The reporter was later brought out of the cell and allegedly dragged on the staircase to an office on the second floor where he was asked to write a statement but he declined to do so, insisting on the presence of his lawyer before proceeding. He was then sent back into the cell where an officer at the counter continued to hit him in the back.
It took the intervention of ACP David Eklu, the Director-General of Public Affairs Directorate of the Ghana Police Service, and ASP Efia Tenge, the Accra Region Police Public Relations Officer before the reporter was released.
The GJA, in a statement, said it finds the assault by the said police officers “barbaric” in an era of rule of law when the police are supposed to be law enforcers rather than lawbreakers.
“We call on the police administration to find and punish the perpetrators of this dastardly act to serve as a deterrent to others and redeem the image of the Ghana Police Service from the shameful tag of a brutish institution.

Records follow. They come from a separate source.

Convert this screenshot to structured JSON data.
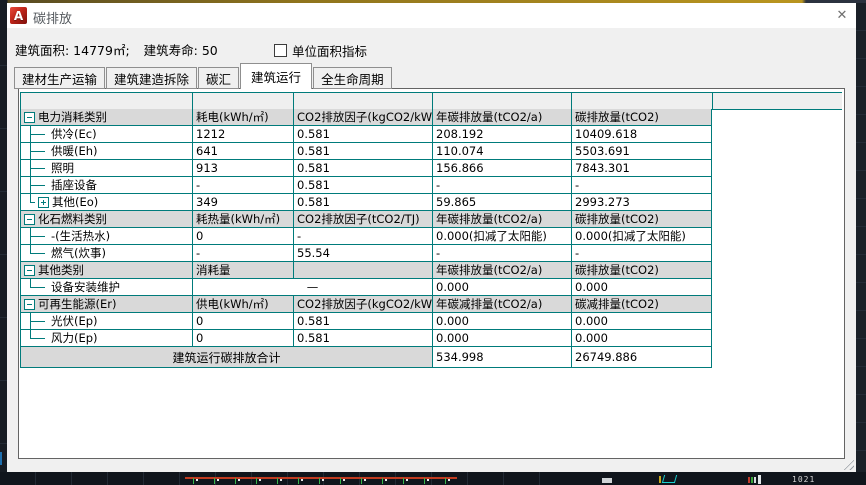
{
  "window": {
    "title": "碳排放",
    "logo_letter": "A",
    "close_glyph": "✕"
  },
  "info": {
    "building_area": "建筑面积: 14779㎡;",
    "building_life": "建筑寿命: 50",
    "unit_checkbox_label": "单位面积指标",
    "unit_checkbox_checked": false
  },
  "tabs": [
    {
      "label": "建材生产运输",
      "active": false
    },
    {
      "label": "建筑建造拆除",
      "active": false
    },
    {
      "label": "碳汇",
      "active": false
    },
    {
      "label": "建筑运行",
      "active": true
    },
    {
      "label": "全生命周期",
      "active": false
    }
  ],
  "table": {
    "rows": [
      {
        "kind": "section",
        "box": "minus",
        "label": "电力消耗类别",
        "cells": [
          "耗电(kWh/㎡)",
          "CO2排放因子(kgCO2/kWh)",
          "年碳排放量(tCO2/a)",
          "碳排放量(tCO2)"
        ]
      },
      {
        "kind": "child",
        "tree": "mid",
        "label": "供冷(Ec)",
        "cells": [
          "1212",
          "0.581",
          "208.192",
          "10409.618"
        ]
      },
      {
        "kind": "child",
        "tree": "mid",
        "label": "供暖(Eh)",
        "cells": [
          "641",
          "0.581",
          "110.074",
          "5503.691"
        ]
      },
      {
        "kind": "child",
        "tree": "mid",
        "label": "照明",
        "cells": [
          "913",
          "0.581",
          "156.866",
          "7843.301"
        ]
      },
      {
        "kind": "child",
        "tree": "mid",
        "label": "插座设备",
        "cells": [
          "-",
          "0.581",
          "-",
          "-"
        ]
      },
      {
        "kind": "child",
        "tree": "last",
        "box": "plus",
        "label": "其他(Eo)",
        "cells": [
          "349",
          "0.581",
          "59.865",
          "2993.273"
        ]
      },
      {
        "kind": "section",
        "box": "minus",
        "label": "化石燃料类别",
        "cells": [
          "耗热量(kWh/㎡)",
          "CO2排放因子(tCO2/TJ)",
          "年碳排放量(tCO2/a)",
          "碳排放量(tCO2)"
        ]
      },
      {
        "kind": "child",
        "tree": "mid",
        "label": "-(生活热水)",
        "cells": [
          "0",
          "-",
          "0.000(扣减了太阳能)",
          "0.000(扣减了太阳能)"
        ]
      },
      {
        "kind": "child",
        "tree": "last",
        "label": "燃气(炊事)",
        "cells": [
          "-",
          "55.54",
          "-",
          "-"
        ]
      },
      {
        "kind": "section",
        "box": "minus",
        "label": "其他类别",
        "cells": [
          "消耗量",
          "",
          "年碳排放量(tCO2/a)",
          "碳排放量(tCO2)"
        ]
      },
      {
        "kind": "child",
        "tree": "last",
        "label": "设备安装维护",
        "merged23": "—",
        "cells": [
          "0.000",
          "0.000"
        ]
      },
      {
        "kind": "section",
        "box": "minus",
        "label": "可再生能源(Er)",
        "cells": [
          "供电(kWh/㎡)",
          "CO2排放因子(kgCO2/kWh)",
          "年碳减排量(tCO2/a)",
          "碳减排量(tCO2)"
        ]
      },
      {
        "kind": "child",
        "tree": "mid",
        "label": "光伏(Ep)",
        "cells": [
          "0",
          "0.581",
          "0.000",
          "0.000"
        ]
      },
      {
        "kind": "child",
        "tree": "last",
        "label": "风力(Ep)",
        "cells": [
          "0",
          "0.581",
          "0.000",
          "0.000"
        ]
      },
      {
        "kind": "total",
        "label": "建筑运行碳排放合计",
        "cells": [
          "534.998",
          "26749.886"
        ]
      }
    ]
  },
  "background": {
    "bottom_text": "1021"
  },
  "colors": {
    "grid_teal": "#007b7b",
    "section_row_bg": "#d9d9d9",
    "dialog_bg": "#f0f0f0",
    "titlebar_bg": "#ffffff",
    "top_accent_gold": "#b8941f",
    "logo_red": "#c0251a",
    "cad_background": "#171c23"
  }
}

This incident must not be added to the list of unresolved cases of assault against journalists by police officers. This culture of impunity must end now!” the statement said.
The GJA said it will not relent in its efforts to seek justice for all journalists who have been assaulted by police officers in the past and have called on all Ghanaians to join them in condemning “such barbaric conduct by the police.”
“Twenty-seven years into our democratic dispensation, it is important for the police to appreciate that we live under the rule of law and not the rule of the jungle,” the statement added.